If a change in a time-dependent covariate coincides with a failure time there is ambiguity over which value of the time dependent covariate, z(t+) or z(t-), should be taken for the risk set at time t. By convention, it is usually assumed that z(t-) should be taken, i.e. that the change in the covariate occurs after the failure time. The authors demonstrate that for small sample sizes and/or a large proportion of ties, the estimates can be sensitive to the convention chosen. The authors also only consider cases where z(t) is a binary indicator that jumps from 0 to 1 at some point and cannot make the reverse jump. Obviously this will magnify the potential for bias because the "change after" convention will always underestimate the true risk whereas the "change before" will always overestimate the true risk.

The authors consider some simple adjustments for the problem: compute the "change before" and "change after" estimates and take their average or use random jittering. A problem with the averaging approach is estimating the standard error of the resulting estimator. An upper bound can be obtained by assuming the two estimators have perfect correlation. The jittering estimator obviously has the problem that different random jitters will give different results, though in principle the jittering could be repeated multiple times and combined in a fashion akin to multiple imputation.

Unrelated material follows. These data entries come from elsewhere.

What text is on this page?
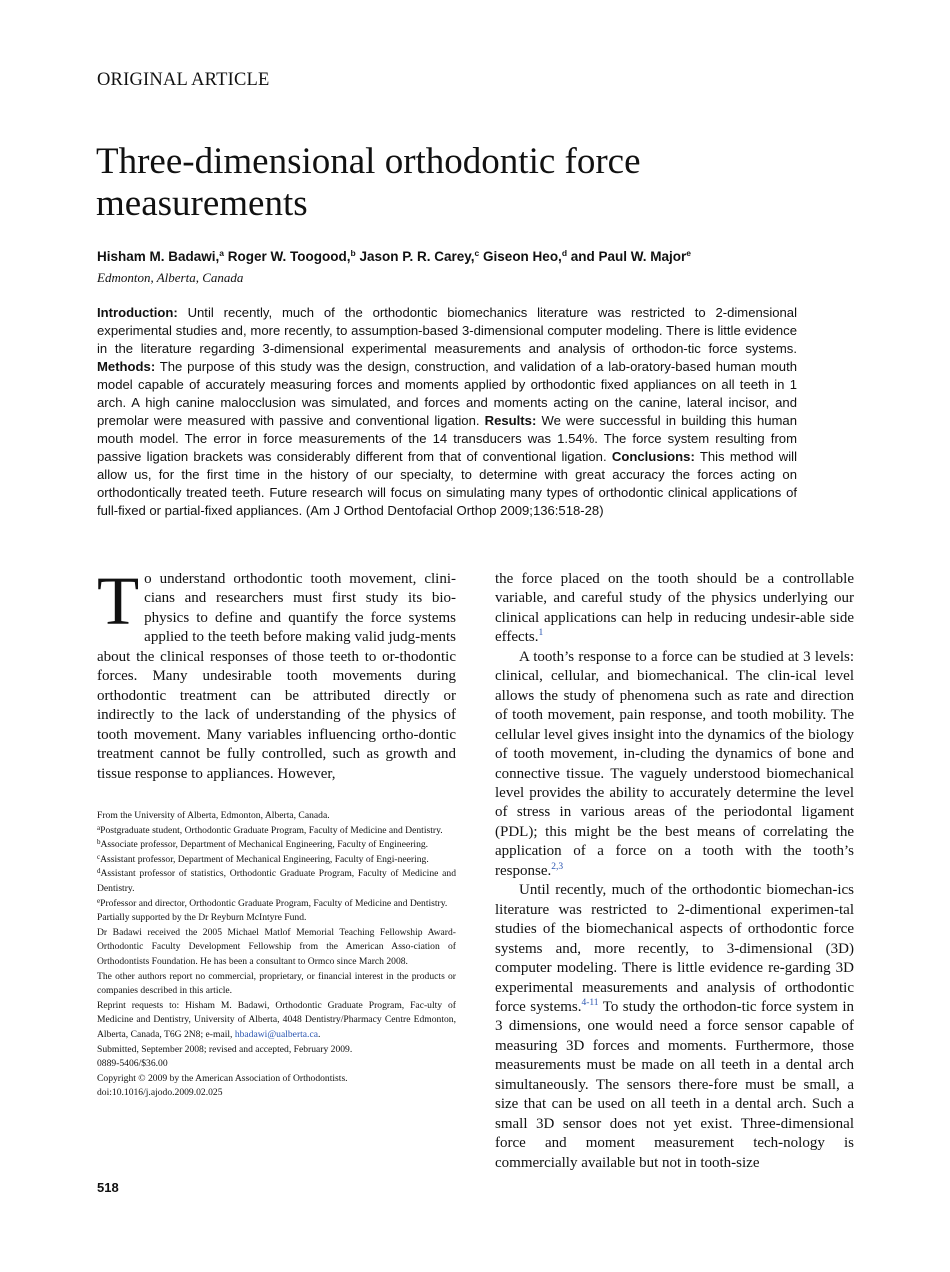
ORIGINAL ARTICLE
Three-dimensional orthodontic force measurements
Hisham M. Badawi,$^a$ Roger W. Toogood,$^b$ Jason P. R. Carey,$^c$ Giseon Heo,$^d$ and Paul W. Major$^e$
Edmonton, Alberta, Canada

Introduction: Until recently, much of the orthodontic biomechanics literature was restricted to 2-dimensional experimental studies and, more recently, to assumption-based 3-dimensional computer modeling. There is little evidence in the literature regarding 3-dimensional experimental measurements and analysis of orthodon-tic force systems. Methods: The purpose of this study was the design, construction, and validation of a lab-oratory-based human mouth model capable of accurately measuring forces and moments applied by orthodontic fixed appliances on all teeth in 1 arch. A high canine malocclusion was simulated, and forces and moments acting on the canine, lateral incisor, and premolar were measured with passive and conventional ligation. Results: We were successful in building this human mouth model. The error in force measurements of the 14 transducers was 1.54%. The force system resulting from passive ligation brackets was considerably different from that of conventional ligation. Conclusions: This method will allow us, for the first time in the history of our specialty, to determine with great accuracy the forces acting on orthodontically treated teeth. Future research will focus on simulating many types of orthodontic clinical applications of full-fixed or partial-fixed appliances. (Am J Orthod Dentofacial Orthop 2009;136:518-28)

To understand orthodontic tooth movement, clini-cians and researchers must first study its bio-physics to define and quantify the force systems applied to the teeth before making valid judg-ments about the clinical responses of those teeth to or-thodontic forces. Many undesirable tooth movements during orthodontic treatment can be attributed directly or indirectly to the lack of understanding of the physics of tooth movement. Many variables influencing ortho-dontic treatment cannot be fully controlled, such as growth and tissue response to appliances. However,

From the University of Alberta, Edmonton, Alberta, Canada.
$^a$Postgraduate student, Orthodontic Graduate Program, Faculty of Medicine and Dentistry.
$^b$Associate professor, Department of Mechanical Engineering, Faculty of Engineering.
$^c$Assistant professor, Department of Mechanical Engineering, Faculty of Engi-neering.
$^d$Assistant professor of statistics, Orthodontic Graduate Program, Faculty of Medicine and Dentistry.
$^e$Professor and director, Orthodontic Graduate Program, Faculty of Medicine and Dentistry.
Partially supported by the Dr Reyburn McIntyre Fund.
Dr Badawi received the 2005 Michael Matlof Memorial Teaching Fellowship Award- Orthodontic Faculty Development Fellowship from the American Asso-ciation of Orthodontists Foundation. He has been a consultant to Ormco since March 2008.
The other authors report no commercial, proprietary, or financial interest in the products or companies described in this article.
Reprint requests to: Hisham M. Badawi, Orthodontic Graduate Program, Fac-ulty of Medicine and Dentistry, University of Alberta, 4048 Dentistry/Pharmacy Centre Edmonton, Alberta, Canada, T6G 2N8; e-mail, hbadawi@ualberta.ca.
Submitted, September 2008; revised and accepted, February 2009.
0889-5406/$36.00
Copyright © 2009 by the American Association of Orthodontists.
doi:10.1016/j.ajodo.2009.02.025

the force placed on the tooth should be a controllable variable, and careful study of the physics underlying our clinical applications can help in reducing undesir-able side effects.$^1$

A tooth’s response to a force can be studied at 3 levels: clinical, cellular, and biomechanical. The clin-ical level allows the study of phenomena such as rate and direction of tooth movement, pain response, and tooth mobility. The cellular level gives insight into the dynamics of the biology of tooth movement, in-cluding the dynamics of bone and connective tissue. The vaguely understood biomechanical level provides the ability to accurately determine the level of stress in various areas of the periodontal ligament (PDL); this might be the best means of correlating the application of a force on a tooth with the tooth’s response.$^{2,3}$

Until recently, much of the orthodontic biomechan-ics literature was restricted to 2-dimentional experimen-tal studies of the biomechanical aspects of orthodontic force systems and, more recently, to 3-dimensional (3D) computer modeling. There is little evidence re-garding 3D experimental measurements and analysis of orthodontic force systems.$^{4-11}$ To study the orthodon-tic force system in 3 dimensions, one would need a force sensor capable of measuring 3D forces and moments. Furthermore, those measurements must be made on all teeth in a dental arch simultaneously. The sensors there-fore must be small, a size that can be used on all teeth in a dental arch. Such a small 3D sensor does not yet exist. Three-dimensional force and moment measurement tech-nology is commercially available but not in tooth-size

518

It is surprising that the further option of adopting an method akin to the Efron method for ties. Essentially at each failure time there is an associated risk set. It could be argued that every tied covariate jump time had a 50% chance of occurring before or after the failure time. The expected contribution from a particular risk set could then be $\sum_{r \in \mathcal{R}} 0.5 \exp\{\beta z_r(t+)\} + 0.5\exp\{\beta z_r(t-)\}$
It should also be possible to apply this approach using standard software, e.g. coxph() in R. It is simply necessary to replace any (start,stop) interval that ends with a tied "stop" with two intervals (start, stop - 0.00001) and (start, stop + 0.00001) each of which are associated with a weight of 0.5.